Intron Moment
When I get off the phone with my wife I think
Of DNA, the great lengths that don’t matter,
That even its magniloquent scholars call “junk,”
So much that if you listened to the language
Of life you’d hear the ums between words, confabulation,
What we say when we’ve nothing to say,
As when she calls at lunch and asks How are things?
And I claim, Fine, as I would with the building
In flames.
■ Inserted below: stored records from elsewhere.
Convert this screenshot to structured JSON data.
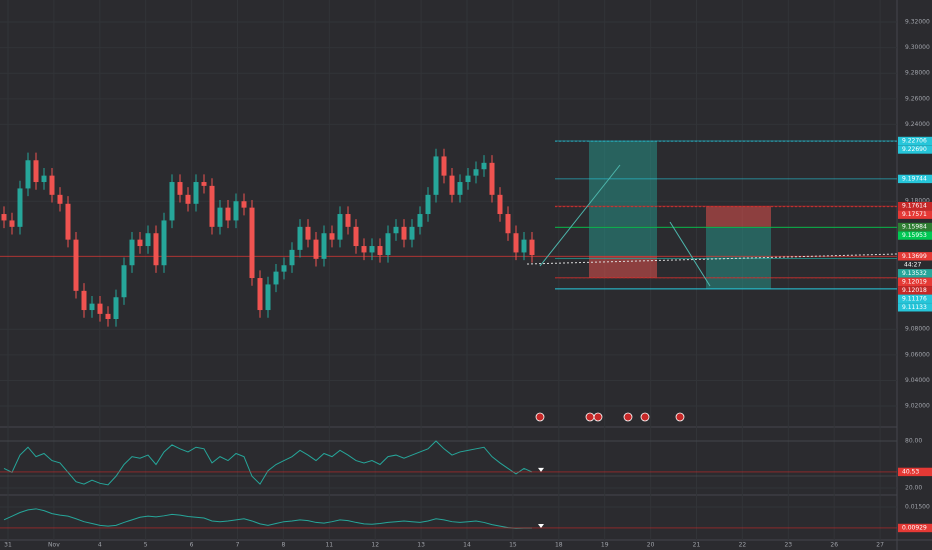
{
  "chart_data": {
    "type": "candlestick",
    "up_color": "#26a69a",
    "down_color": "#ef5350",
    "open": [
      9.17,
      9.165,
      9.16,
      9.19,
      9.212,
      9.195,
      9.2,
      9.185,
      9.178,
      9.15,
      9.11,
      9.095,
      9.1,
      9.092,
      9.088,
      9.105,
      9.13,
      9.15,
      9.145,
      9.155,
      9.13,
      9.165,
      9.195,
      9.185,
      9.178,
      9.195,
      9.192,
      9.16,
      9.175,
      9.165,
      9.18,
      9.175,
      9.12,
      9.095,
      9.115,
      9.125,
      9.13,
      9.142,
      9.16,
      9.15,
      9.135,
      9.155,
      9.15,
      9.17,
      9.16,
      9.145,
      9.14,
      9.145,
      9.138,
      9.155,
      9.16,
      9.15,
      9.16,
      9.17,
      9.185,
      9.215,
      9.2,
      9.185,
      9.195,
      9.2,
      9.205,
      9.21,
      9.185,
      9.17,
      9.155,
      9.14,
      9.15
    ],
    "high": [
      9.176,
      9.171,
      9.196,
      9.218,
      9.218,
      9.206,
      9.206,
      9.191,
      9.184,
      9.156,
      9.116,
      9.106,
      9.106,
      9.098,
      9.111,
      9.136,
      9.156,
      9.156,
      9.161,
      9.161,
      9.171,
      9.201,
      9.201,
      9.191,
      9.201,
      9.201,
      9.198,
      9.181,
      9.181,
      9.186,
      9.186,
      9.181,
      9.126,
      9.121,
      9.131,
      9.136,
      9.148,
      9.166,
      9.166,
      9.156,
      9.161,
      9.161,
      9.176,
      9.176,
      9.166,
      9.151,
      9.151,
      9.151,
      9.161,
      9.166,
      9.166,
      9.166,
      9.176,
      9.191,
      9.221,
      9.221,
      9.206,
      9.201,
      9.206,
      9.211,
      9.216,
      9.216,
      9.191,
      9.176,
      9.161,
      9.156,
      9.156
    ],
    "low": [
      9.159,
      9.154,
      9.154,
      9.184,
      9.189,
      9.189,
      9.179,
      9.172,
      9.144,
      9.104,
      9.089,
      9.089,
      9.086,
      9.082,
      9.082,
      9.099,
      9.124,
      9.139,
      9.139,
      9.124,
      9.124,
      9.159,
      9.179,
      9.172,
      9.172,
      9.186,
      9.154,
      9.154,
      9.159,
      9.159,
      9.169,
      9.114,
      9.089,
      9.089,
      9.109,
      9.119,
      9.124,
      9.136,
      9.144,
      9.129,
      9.129,
      9.144,
      9.144,
      9.154,
      9.139,
      9.134,
      9.134,
      9.132,
      9.132,
      9.149,
      9.144,
      9.144,
      9.154,
      9.164,
      9.179,
      9.194,
      9.179,
      9.179,
      9.189,
      9.194,
      9.199,
      9.179,
      9.164,
      9.149,
      9.134,
      9.134,
      9.132
    ],
    "close": [
      9.165,
      9.16,
      9.19,
      9.212,
      9.195,
      9.2,
      9.185,
      9.178,
      9.15,
      9.11,
      9.095,
      9.1,
      9.092,
      9.088,
      9.105,
      9.13,
      9.15,
      9.145,
      9.155,
      9.13,
      9.165,
      9.195,
      9.185,
      9.178,
      9.195,
      9.192,
      9.16,
      9.175,
      9.165,
      9.18,
      9.175,
      9.12,
      9.095,
      9.115,
      9.125,
      9.13,
      9.142,
      9.16,
      9.15,
      9.135,
      9.155,
      9.15,
      9.17,
      9.16,
      9.145,
      9.14,
      9.145,
      9.138,
      9.155,
      9.16,
      9.15,
      9.16,
      9.17,
      9.185,
      9.215,
      9.2,
      9.185,
      9.195,
      9.2,
      9.205,
      9.21,
      9.185,
      9.17,
      9.155,
      9.14,
      9.15,
      9.138
    ],
    "ylim": [
      9.0052,
      9.3372
    ],
    "yticks": [
      {
        "value": 9.32,
        "label": "9.32000"
      },
      {
        "value": 9.3,
        "label": "9.30000"
      },
      {
        "value": 9.28,
        "label": "9.28000"
      },
      {
        "value": 9.26,
        "label": "9.26000"
      },
      {
        "value": 9.24,
        "label": "9.24000"
      },
      {
        "value": 9.18,
        "label": "9.18000"
      },
      {
        "value": 9.08,
        "label": "9.08000"
      },
      {
        "value": 9.06,
        "label": "9.06000"
      },
      {
        "value": 9.04,
        "label": "9.04000"
      },
      {
        "value": 9.02,
        "label": "9.02000"
      }
    ],
    "categories": [
      "31",
      "Nov",
      "4",
      "5",
      "6",
      "7",
      "8",
      "11",
      "12",
      "13",
      "14",
      "15",
      "18",
      "19",
      "20",
      "21",
      "22",
      "23",
      "26",
      "27"
    ],
    "price_labels": [
      {
        "value": 9.22706,
        "label": "9.22706",
        "color": "#26c6da"
      },
      {
        "value": 9.2269,
        "label": "9.22690",
        "color": "#26c6da"
      },
      {
        "value": 9.19744,
        "label": "9.19744",
        "color": "#26c6da"
      },
      {
        "value": 9.17614,
        "label": "9.17614",
        "color": "#c62828"
      },
      {
        "value": 9.17571,
        "label": "9.17571",
        "color": "#e53935"
      },
      {
        "value": 9.15984,
        "label": "9.15984",
        "color": "#2e7d32"
      },
      {
        "value": 9.15953,
        "label": "9.15953",
        "color": "#00c853"
      },
      {
        "value": 9.13699,
        "label": "9.13699",
        "color": "#e53935"
      },
      {
        "value": 9.13532,
        "label": "9.13532",
        "color": "#26a69a"
      },
      {
        "value": 9.12019,
        "label": "9.12019",
        "color": "#e53935"
      },
      {
        "value": 9.12018,
        "label": "9.12018",
        "color": "#c62828"
      },
      {
        "value": 9.11176,
        "label": "9.11176",
        "color": "#26c6da"
      },
      {
        "value": 9.11133,
        "label": "9.11133",
        "color": "#26c6da"
      }
    ],
    "countdown": "44:27",
    "positions": [
      {
        "entry": 9.13699,
        "target": 9.22706,
        "stop": 9.12019
      },
      {
        "entry": 9.15984,
        "target": 9.11133,
        "stop": 9.17614
      }
    ],
    "rsi": {
      "values": [
        45,
        40,
        62,
        72,
        60,
        64,
        55,
        52,
        40,
        28,
        25,
        30,
        26,
        24,
        35,
        50,
        60,
        58,
        62,
        50,
        66,
        75,
        70,
        66,
        72,
        70,
        52,
        60,
        55,
        64,
        60,
        35,
        25,
        42,
        50,
        55,
        60,
        68,
        62,
        55,
        64,
        60,
        68,
        62,
        55,
        52,
        55,
        50,
        60,
        62,
        58,
        62,
        66,
        70,
        80,
        70,
        62,
        66,
        68,
        70,
        72,
        60,
        52,
        45,
        38,
        45,
        40.53
      ],
      "color": "#26a69a",
      "ylim": [
        11.1,
        97.8
      ],
      "yticks": [
        {
          "value": 80,
          "label": "80.00"
        },
        {
          "value": 20,
          "label": "20.00"
        }
      ],
      "last": 40.53
    },
    "osc": {
      "values": [
        0.0115,
        0.0125,
        0.0135,
        0.0142,
        0.0145,
        0.014,
        0.0132,
        0.0128,
        0.0125,
        0.0118,
        0.011,
        0.0105,
        0.01,
        0.0098,
        0.01,
        0.0108,
        0.0115,
        0.0122,
        0.0125,
        0.0123,
        0.0126,
        0.013,
        0.0128,
        0.0124,
        0.0122,
        0.012,
        0.0112,
        0.011,
        0.0112,
        0.0115,
        0.0118,
        0.0112,
        0.0104,
        0.01,
        0.0105,
        0.011,
        0.0112,
        0.0115,
        0.0113,
        0.0108,
        0.0106,
        0.011,
        0.0115,
        0.0113,
        0.0108,
        0.0104,
        0.0103,
        0.0105,
        0.0108,
        0.011,
        0.0112,
        0.011,
        0.0108,
        0.0112,
        0.0118,
        0.0115,
        0.011,
        0.0108,
        0.011,
        0.0112,
        0.0108,
        0.0102,
        0.0098,
        0.0094,
        0.0092,
        0.0093,
        0.00929
      ],
      "color": "#26a69a",
      "ylim": [
        0.00602,
        0.01826
      ],
      "yticks": [
        {
          "value": 0.015,
          "label": "0.01500"
        }
      ],
      "last": 0.00929
    }
  }
}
We ping pong pleasantries for five minutes
Then I return to putting out the day’s fires
Only now pondering lives we spend mostly
Apart just to make enough to have a life,
Something like divorce with marriage spliced in
Mornings and nights. I.e. she’s a stranger
And how do I know she’s not disbursing government
Secrets in coded want ads, begging exegesis
From her cult’s high priest, or running a house
Of ill repute by the shipyard? Mingling
Our loose strands, we become a stranger strangeness
Though scientists have begun to guess
At the hidden purpose in those stretches
Of fallow chromosome they also call introns,
A refreshingly arcane and important name
I attach to this break I take from a day
That started as the pieces we call hours
And put together by staying whole. The part
Where the phone rings isn’t the story’s moral,
Just abiding distraction, as if Sisyphus let go
Of the stone whose rolling went unnoticed
As he flipped open his cell and told his wife
What would bore anyone else, scientists
For instance studying mating rituals in fruit flies,
Or G-men eavesdropping through a wall.
But such twaddle sufficiently scrutinized turns out
To be a cipher for life, itself the redundant
Though universal meaning, as if at the most
Intimate level, nothing is everything.